In the wake of the killing of Osama bin Laden, outrage against Pakistan has become commonplace in Washington, as exasperation grows, pressure builds, and the threats multiply. Members of Congress from both parties have urged major cuts in the third largest U.S. aid program, which has gone mainly to the Pakistani military. (Republican Congressman Ted Poe caught the mood of the moment: “Pakistan has a lot of explaining to do... Unless the State Department can certify to Congress that Pakistan was not harboring America's number one enemy, Pakistan should not receive one more cent of American aid.") Meanwhile, members of the White House have reportedly called for “strong reprisals” if the Pakistanis aren’t more cooperative on information-sharing in the war on terror, and Senator John Kerry traveled to Islamabad to demand from that country’s leaders “a real demonstration of commitment” in fighting terrorism at a “make it or break it moment.”

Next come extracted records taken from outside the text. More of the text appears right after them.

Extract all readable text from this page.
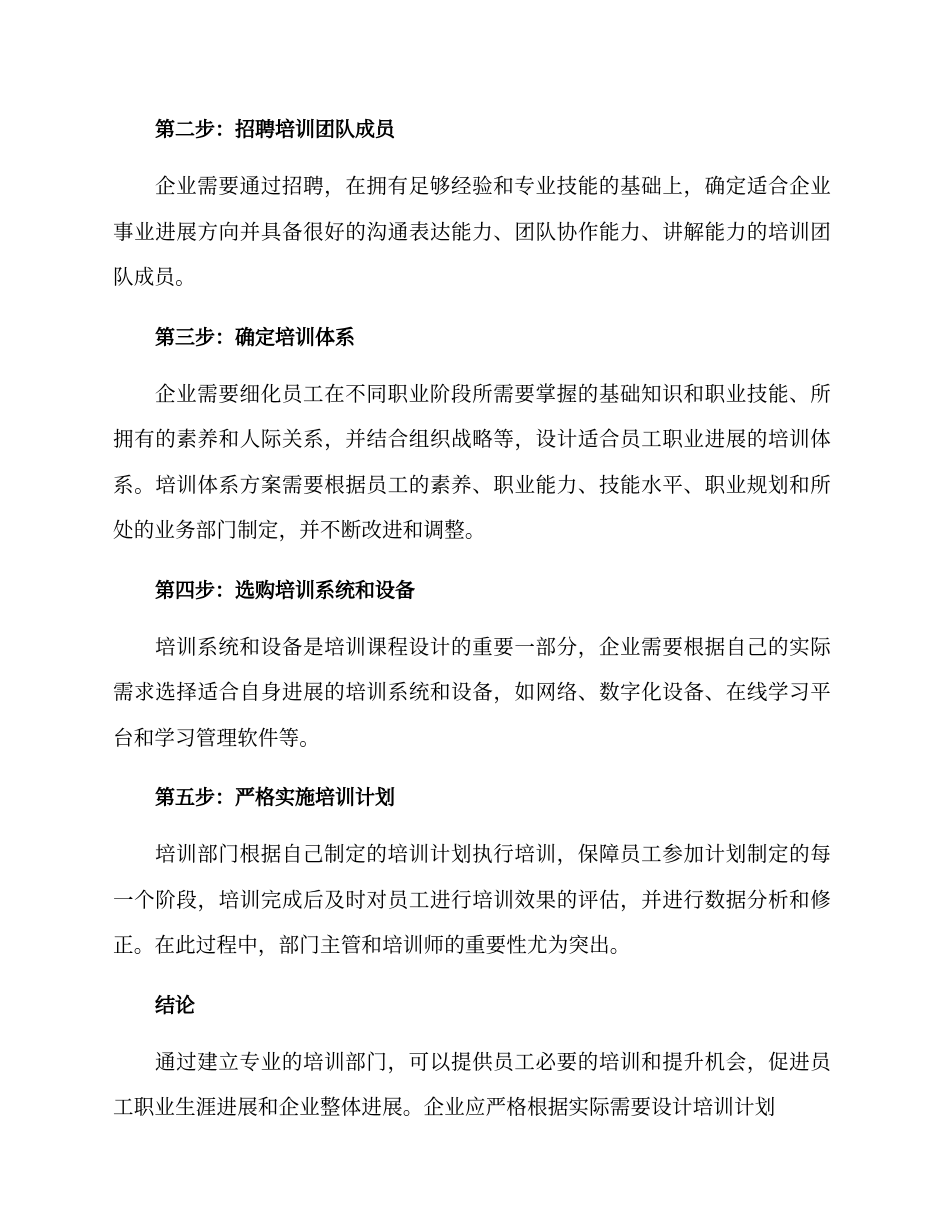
第二步：招聘培训团队成员

企业需要通过招聘，在拥有足够经验和专业技能的基础上，确定适合企业事业进展方向并具备很好的沟通表达能力、团队协作能力、讲解能力的培训团队成员。

第三步：确定培训体系

企业需要细化员工在不同职业阶段所需要掌握的基础知识和职业技能、所拥有的素养和人际关系，并结合组织战略等，设计适合员工职业进展的培训体系。培训体系方案需要根据员工的素养、职业能力、技能水平、职业规划和所处的业务部门制定，并不断改进和调整。

第四步：选购培训系统和设备

培训系统和设备是培训课程设计的重要一部分，企业需要根据自己的实际需求选择适合自身进展的培训系统和设备，如网络、数字化设备、在线学习平台和学习管理软件等。

第五步：严格实施培训计划

培训部门根据自己制定的培训计划执行培训，保障员工参加计划制定的每一个阶段，培训完成后及时对员工进行培训效果的评估，并进行数据分析和修正。在此过程中，部门主管和培训师的重要性尤为突出。

结论

通过建立专业的培训部门，可以提供员工必要的培训和提升机会，促进员工职业生涯进展和企业整体进展。企业应严格根据实际需要设计培训计划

About that leadership, high American officials have lately minced few words. Secretary of Defense Robert Gates was typical. At a press conference, he answered a question about whether the Pakistani senior leadership shouldn’t “pay a price” for someone there knowing about bin Laden’s Abbottabad hideout in the following way: “If I were in Pakistani shoes, I would say I've already paid a price. I've been humiliated. I've been shown that the Americans can come in here and do this with impunity.” Impunity? It’s not a word secretaries of defense usually wield when it comes to allies and was clearly meant to register in Islamabad -- and to humiliate.

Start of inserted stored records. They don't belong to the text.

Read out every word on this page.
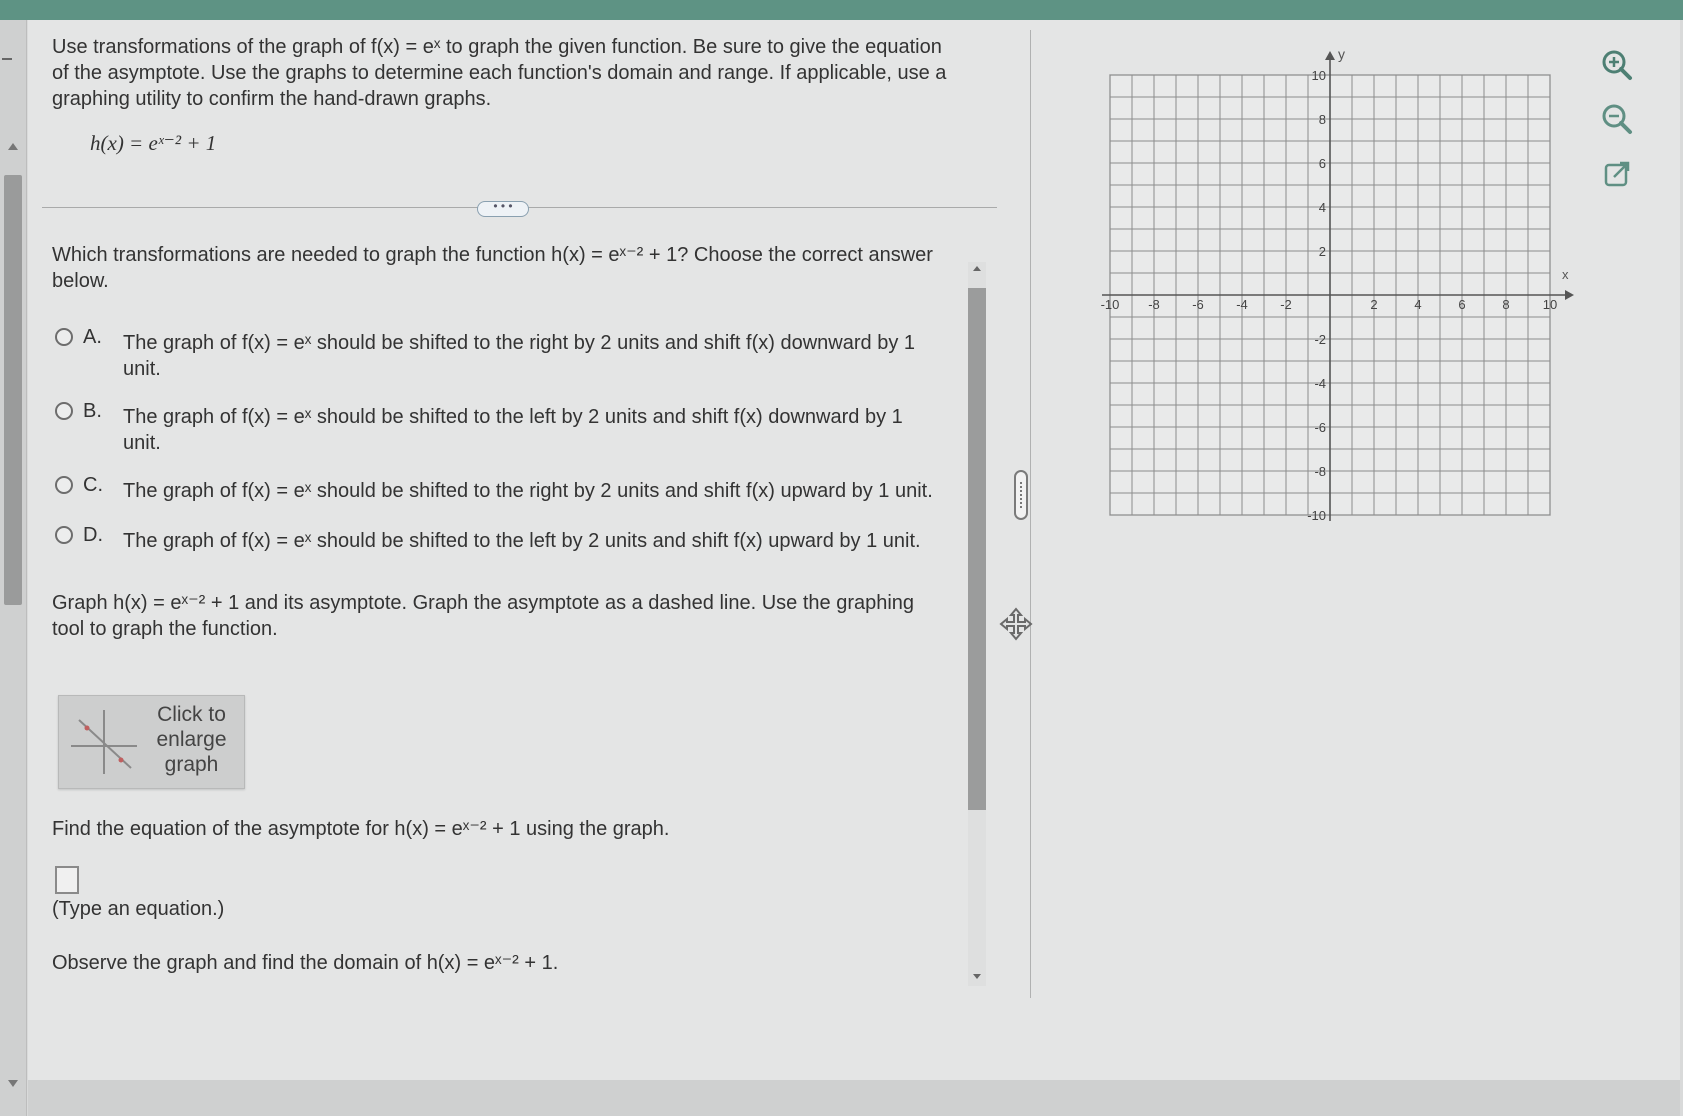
Use transformations of the graph of f(x) = eˣ to graph the given function. Be sure to give the equation of the asymptote. Use the graphs to determine each function's domain and range. If applicable, use a graphing utility to confirm the hand-drawn graphs.
h(x) = eˣ⁻² + 1
• • •
Which transformations are needed to graph the function h(x) = eˣ⁻² + 1? Choose the correct answer below.
A. The graph of f(x) = eˣ should be shifted to the right by 2 units and shift f(x) downward by 1 unit.
B. The graph of f(x) = eˣ should be shifted to the left by 2 units and shift f(x) downward by 1 unit.
C. The graph of f(x) = eˣ should be shifted to the right by 2 units and shift f(x) upward by 1 unit.
D. The graph of f(x) = eˣ should be shifted to the left by 2 units and shift f(x) upward by 1 unit.
Graph h(x) = eˣ⁻² + 1 and its asymptote. Graph the asymptote as a dashed line. Use the graphing tool to graph the function.
Click to enlarge graph
Find the equation of the asymptote for h(x) = eˣ⁻² + 1 using the graph.
(Type an equation.)
Observe the graph and find the domain of h(x) = eˣ⁻² + 1.
-10 -8 -6 -4 -2	2	4	6	8	10
10
8
6
4
2
-2
-4
-6
-8
-10
x
y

Here’s what’s curious though: as Dilip Hiro, South Asian expert and author most recently of After Empire: The Birth of A Multipolar World, points out, the Pakistanis control American supply lines to Afghanistan and so the fate of the war there, a simple fact seldom highlighted in the U.S. And here is a simple reality to go with that: The U.S., which has contributed $20 billion in aid to Pakistan since 2001, certainly could cut back or cut off future infusions of financial support. It could also launch those “strong reprisals,” but only if it first made a basic decision -- to withdraw American troops from Afghanistan and end its war there. Otherwise it remains in an uncomfortable marriage with Pakistan till, as they say, death do us part, a coupling in which, as Hiro indicates in his latest piece “Playing the China Card,” Pakistan for all its internal weaknesses has a potentially stronger position than most Americans might imagine.